Tullio Solenghi racconta le Novelle di Giovanni Boccaccio in "Decameron/ un racconto italiano in tempo di peste" del Teatro Pubblico Ligure, con ideazione e regia di Sergio Maifredi, in tournée nell'Isola sotto le insegne del Cedac, nell'ambito del circuito multidisciplinare dello spettacolo in Sardegna: dopo la prima – sabato 11 febbraio alle 21 al teatro civico di Alghero (dove inaugura la Stagione di Prosa e Danza 2016-17) – lo spettacolo è in cartellone domenica 12 febbraio ore 21 al teatro comunale di San Gavino Monreale e lunedì 13 e martedì 14 febbraio alle 21 per un duplice appuntamento al CineTeatro Olbia.
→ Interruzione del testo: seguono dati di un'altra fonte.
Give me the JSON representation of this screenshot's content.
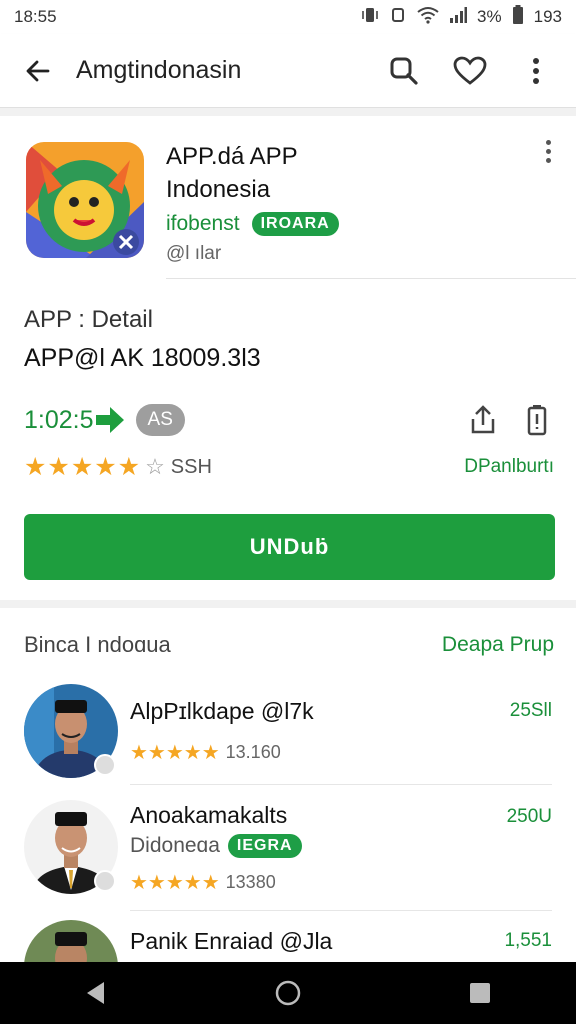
{
  "status_bar": {
    "time": "18:55",
    "right_text": "3%",
    "right_extra": "193",
    "icons": [
      "vibrate-icon",
      "rotate-icon",
      "wifi-icon",
      "signal-icon",
      "battery-icon"
    ]
  },
  "app_bar": {
    "title": "Amgtindonasin",
    "icons": [
      "back-arrow-icon",
      "search-icon",
      "heart-icon",
      "more-vert-icon"
    ]
  },
  "app": {
    "name_line1": "APP.dá APP",
    "name_line2": "Indonesia",
    "developer": "ifobenst",
    "badge": "IROARA",
    "sub_tag": "@l ılar"
  },
  "detail": {
    "label": "APP : Detail",
    "version": "APP@l AK 18009.3l3"
  },
  "meta": {
    "size": "1:02:5",
    "pill": "AS",
    "icons": [
      "share-icon",
      "battery-outline-icon"
    ]
  },
  "rating": {
    "stars": "★★★★★",
    "empty_star": "☆",
    "count": "SSH",
    "link": "DPanlburtı"
  },
  "install_button": "UNDuḃ",
  "similar": {
    "title": "Binca I ndoɑua",
    "more": "Deapa Prup",
    "items": [
      {
        "name": "AlpPɪlkdape @l7k",
        "stars": "★★★★★",
        "count": "13.160",
        "size": "25Sll",
        "sub": "",
        "badge": ""
      },
      {
        "name": "Anoakamakalts",
        "sub": "Didoneɑa",
        "badge": "IEGRA",
        "stars": "★★★★★",
        "count": "13380",
        "size": "250U"
      },
      {
        "name": "Panik Enraiad @Jla",
        "stars": "",
        "count": "",
        "size": "1,551",
        "sub": "",
        "badge": ""
      }
    ]
  },
  "colors": {
    "accent_green": "#1e9e3e",
    "star_gold": "#f5a623",
    "nav_bar": "#000000"
  }
}
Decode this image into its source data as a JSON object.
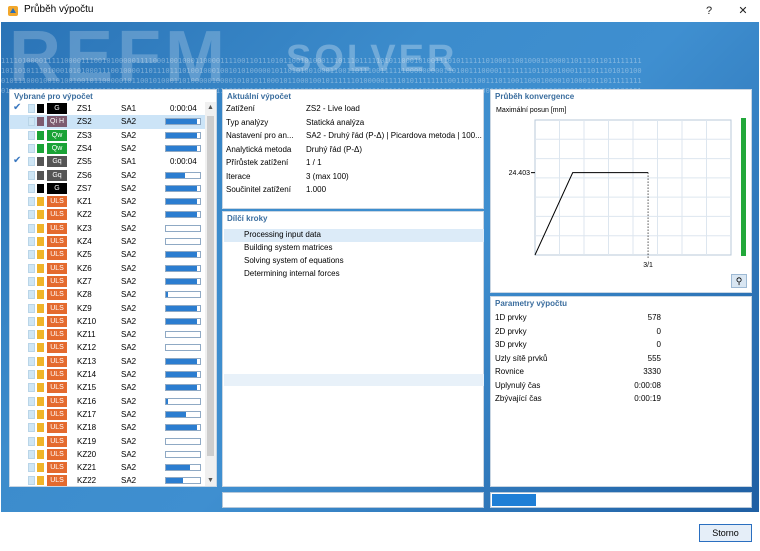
{
  "window": {
    "title": "Průběh výpočtu",
    "help_label": "?",
    "close_label": "✕"
  },
  "banner": {
    "brand1": "REFM",
    "brand2": "SOLVER",
    "binary_lines": [
      "11110100001111100001110010100000111100010010001100001111001101110101100101000111011101111101011000101001110101111110100011001000110000110111011011111111",
      "10110101110100010101000111001000011011101110100100010010101000001011010100100011001101110011111100000000011010011100001111111101101010001111011101010100",
      "01011100010010100100101100000101100101000110100000100001010101100010110001001011111101000001111010111111110011011001110110011000100001010001011011111111",
      "01111100100111111000100010111001101110111010000111011100100101101101001000110101011011000100111110110111111110101100111101110000111000001110011111100101"
    ],
    "colors": {
      "accent_blue": "#2b7dd0",
      "panel_title": "#3a6d9e",
      "conv_green": "#22a83a"
    }
  },
  "left_panel": {
    "title": "Vybrané pro výpočet",
    "rows": [
      {
        "checked": true,
        "tag": "G",
        "tag_color": "#000000",
        "sw": "#000000",
        "name": "ZS1",
        "solver": "SA1",
        "time": "0:00:04",
        "progress": null,
        "selected": false
      },
      {
        "checked": false,
        "tag": "Qi H",
        "tag_color": "#7d5a6e",
        "sw": "#7d5a6e",
        "name": "ZS2",
        "solver": "SA2",
        "time": null,
        "progress": 0.9,
        "selected": true
      },
      {
        "checked": false,
        "tag": "Qw",
        "tag_color": "#1aa336",
        "sw": "#1aa336",
        "name": "ZS3",
        "solver": "SA2",
        "time": null,
        "progress": 0.9,
        "selected": false
      },
      {
        "checked": false,
        "tag": "Qw",
        "tag_color": "#1aa336",
        "sw": "#1aa336",
        "name": "ZS4",
        "solver": "SA2",
        "time": null,
        "progress": 0.9,
        "selected": false
      },
      {
        "checked": true,
        "tag": "Gq",
        "tag_color": "#555555",
        "sw": "#555555",
        "name": "ZS5",
        "solver": "SA1",
        "time": "0:00:04",
        "progress": null,
        "selected": false
      },
      {
        "checked": false,
        "tag": "Gq",
        "tag_color": "#555555",
        "sw": "#555555",
        "name": "ZS6",
        "solver": "SA2",
        "time": null,
        "progress": 0.55,
        "selected": false
      },
      {
        "checked": false,
        "tag": "G",
        "tag_color": "#000000",
        "sw": "#000000",
        "name": "ZS7",
        "solver": "SA2",
        "time": null,
        "progress": 0.9,
        "selected": false
      },
      {
        "checked": false,
        "tag": "ULS",
        "tag_color": "#e46a2e",
        "sw": "#f0b429",
        "name": "KZ1",
        "solver": "SA2",
        "time": null,
        "progress": 0.9,
        "selected": false
      },
      {
        "checked": false,
        "tag": "ULS",
        "tag_color": "#e46a2e",
        "sw": "#f0b429",
        "name": "KZ2",
        "solver": "SA2",
        "time": null,
        "progress": 0.9,
        "selected": false
      },
      {
        "checked": false,
        "tag": "ULS",
        "tag_color": "#e46a2e",
        "sw": "#f0b429",
        "name": "KZ3",
        "solver": "SA2",
        "time": null,
        "progress": null,
        "selected": false
      },
      {
        "checked": false,
        "tag": "ULS",
        "tag_color": "#e46a2e",
        "sw": "#f0b429",
        "name": "KZ4",
        "solver": "SA2",
        "time": null,
        "progress": null,
        "selected": false
      },
      {
        "checked": false,
        "tag": "ULS",
        "tag_color": "#e46a2e",
        "sw": "#f0b429",
        "name": "KZ5",
        "solver": "SA2",
        "time": null,
        "progress": 0.9,
        "selected": false
      },
      {
        "checked": false,
        "tag": "ULS",
        "tag_color": "#e46a2e",
        "sw": "#f0b429",
        "name": "KZ6",
        "solver": "SA2",
        "time": null,
        "progress": 0.9,
        "selected": false
      },
      {
        "checked": false,
        "tag": "ULS",
        "tag_color": "#e46a2e",
        "sw": "#f0b429",
        "name": "KZ7",
        "solver": "SA2",
        "time": null,
        "progress": 0.9,
        "selected": false
      },
      {
        "checked": false,
        "tag": "ULS",
        "tag_color": "#e46a2e",
        "sw": "#f0b429",
        "name": "KZ8",
        "solver": "SA2",
        "time": null,
        "progress": 0.05,
        "selected": false
      },
      {
        "checked": false,
        "tag": "ULS",
        "tag_color": "#e46a2e",
        "sw": "#f0b429",
        "name": "KZ9",
        "solver": "SA2",
        "time": null,
        "progress": 0.9,
        "selected": false
      },
      {
        "checked": false,
        "tag": "ULS",
        "tag_color": "#e46a2e",
        "sw": "#f0b429",
        "name": "KZ10",
        "solver": "SA2",
        "time": null,
        "progress": 0.9,
        "selected": false
      },
      {
        "checked": false,
        "tag": "ULS",
        "tag_color": "#e46a2e",
        "sw": "#f0b429",
        "name": "KZ11",
        "solver": "SA2",
        "time": null,
        "progress": null,
        "selected": false
      },
      {
        "checked": false,
        "tag": "ULS",
        "tag_color": "#e46a2e",
        "sw": "#f0b429",
        "name": "KZ12",
        "solver": "SA2",
        "time": null,
        "progress": null,
        "selected": false
      },
      {
        "checked": false,
        "tag": "ULS",
        "tag_color": "#e46a2e",
        "sw": "#f0b429",
        "name": "KZ13",
        "solver": "SA2",
        "time": null,
        "progress": 0.9,
        "selected": false
      },
      {
        "checked": false,
        "tag": "ULS",
        "tag_color": "#e46a2e",
        "sw": "#f0b429",
        "name": "KZ14",
        "solver": "SA2",
        "time": null,
        "progress": 0.9,
        "selected": false
      },
      {
        "checked": false,
        "tag": "ULS",
        "tag_color": "#e46a2e",
        "sw": "#f0b429",
        "name": "KZ15",
        "solver": "SA2",
        "time": null,
        "progress": 0.9,
        "selected": false
      },
      {
        "checked": false,
        "tag": "ULS",
        "tag_color": "#e46a2e",
        "sw": "#f0b429",
        "name": "KZ16",
        "solver": "SA2",
        "time": null,
        "progress": 0.05,
        "selected": false
      },
      {
        "checked": false,
        "tag": "ULS",
        "tag_color": "#e46a2e",
        "sw": "#f0b429",
        "name": "KZ17",
        "solver": "SA2",
        "time": null,
        "progress": 0.6,
        "selected": false
      },
      {
        "checked": false,
        "tag": "ULS",
        "tag_color": "#e46a2e",
        "sw": "#f0b429",
        "name": "KZ18",
        "solver": "SA2",
        "time": null,
        "progress": 0.9,
        "selected": false
      },
      {
        "checked": false,
        "tag": "ULS",
        "tag_color": "#e46a2e",
        "sw": "#f0b429",
        "name": "KZ19",
        "solver": "SA2",
        "time": null,
        "progress": null,
        "selected": false
      },
      {
        "checked": false,
        "tag": "ULS",
        "tag_color": "#e46a2e",
        "sw": "#f0b429",
        "name": "KZ20",
        "solver": "SA2",
        "time": null,
        "progress": null,
        "selected": false
      },
      {
        "checked": false,
        "tag": "ULS",
        "tag_color": "#e46a2e",
        "sw": "#f0b429",
        "name": "KZ21",
        "solver": "SA2",
        "time": null,
        "progress": 0.7,
        "selected": false
      },
      {
        "checked": false,
        "tag": "ULS",
        "tag_color": "#e46a2e",
        "sw": "#f0b429",
        "name": "KZ22",
        "solver": "SA2",
        "time": null,
        "progress": 0.5,
        "selected": false
      }
    ]
  },
  "current": {
    "title": "Aktuální výpočet",
    "rows": [
      {
        "k": "Zatížení",
        "v": "ZS2 - Live load"
      },
      {
        "k": "Typ analýzy",
        "v": "Statická analýza"
      },
      {
        "k": "Nastavení pro an...",
        "v": "SA2 - Druhý řád (P-Δ) | Picardova metoda | 100..."
      },
      {
        "k": "Analytická metoda",
        "v": "Druhý řád (P-Δ)"
      },
      {
        "k": "Přírůstek zatížení",
        "v": "1 / 1"
      },
      {
        "k": "Iterace",
        "v": "3 (max 100)"
      },
      {
        "k": "Součinitel zatížení",
        "v": "1.000"
      }
    ]
  },
  "steps": {
    "title": "Dílčí kroky",
    "items": [
      "Processing input data",
      "Building system matrices",
      "Solving system of equations",
      "Determining internal forces"
    ]
  },
  "convergence": {
    "title": "Průběh konvergence",
    "chart_data": {
      "type": "line",
      "ylabel": "Maximální posun [mm]",
      "x_tick_label": "3/1",
      "y_tick_label": "24.403",
      "x": [
        0,
        1,
        2,
        3
      ],
      "values": [
        0,
        24.403,
        24.403,
        24.403
      ],
      "ylim": [
        0,
        40
      ],
      "grid": true
    },
    "zoom_icon": "zoom-icon"
  },
  "params": {
    "title": "Parametry výpočtu",
    "rows": [
      {
        "k": "1D prvky",
        "v": "578"
      },
      {
        "k": "2D prvky",
        "v": "0"
      },
      {
        "k": "3D prvky",
        "v": "0"
      },
      {
        "k": "Uzly sítě prvků",
        "v": "555"
      },
      {
        "k": "Rovnice",
        "v": "3330"
      },
      {
        "k": "Uplynulý čas",
        "v": "0:00:08"
      },
      {
        "k": "Zbývající čas",
        "v": "0:00:19"
      }
    ]
  },
  "progress": {
    "left": 0.0,
    "right": 0.17
  },
  "buttons": {
    "cancel": "Storno"
  }
}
Un intrigante viaggio tra le storie argute e maliziose, con un fondo di saggezza popolare, che offrono un colorito affresco della società nell'Italia del Trecento: il poliedrico attore e regista, comico e imitatore, volto noto del piccolo schermo – dalla fortunata avventura del Trio con Anna Marchesini e Massimo Lopez, con le storiche apparizioni al Festival di Sanremo, all'intensa carriera da solista fra teatro, televisione e cinema (dalle commedie all'italiana al ruolo da protagonista in “Metalmeccanico e parrucchiera in un turbine di sesso e politica” di Lina Wertmüller, a “Che bella giornata” con Checco Zalone) - interpreta sei tra le più celebri novelle di uno dei capolavori della letteratura europea. La sapida invenzione del cuoco in “Chichibio e la gru” e l'astuzia della sposa in “Peronella”, l'amore travagliato di “Federigo degli Alberighi” e la generosità del baldo giardiniere alias “Masetto di Lamporecchio”, ma anche la fierezza di “Madonna Filippa” e l'ingenuità della giovane “Alibech” s'intrecciano ad una riflessione sul significato della “peste” all'inizio del terzo millennio – e sulle strategie per sconfiggere ed esorcizzare la paura.
 
“Decameron/ un racconto italiano in tempo di peste” permette di confrontarsi con "un grande codice di storie in cui immergere il presente»",  come   ricorda  Gian Luca Favetto:  "Si tratta di leggere e ri-leggere attraverso diversi punti di vista, con diversi sguardi, perché i saperi non sono fatti per rimanere isolati, ma per attraversarsi l’uno con l’altro, nella differenza. È la mescolanza che crea bellezza e fa accadere le cose". Il fine "non è di attualizzare Boccaccio, ma di conservarne e curarne il suo essere contemporaneo. Quindi non trasferirlo nel nostro tempo, ma mantenerlo contemporaneo a noi. L’essere contemporaneo ha bisogno della giusta distanza". La rilettura dei classici permette di scoprire le analogie e i significati più profondi – e universalmente umani – racchiusi in immortali (non a caso) capolavori.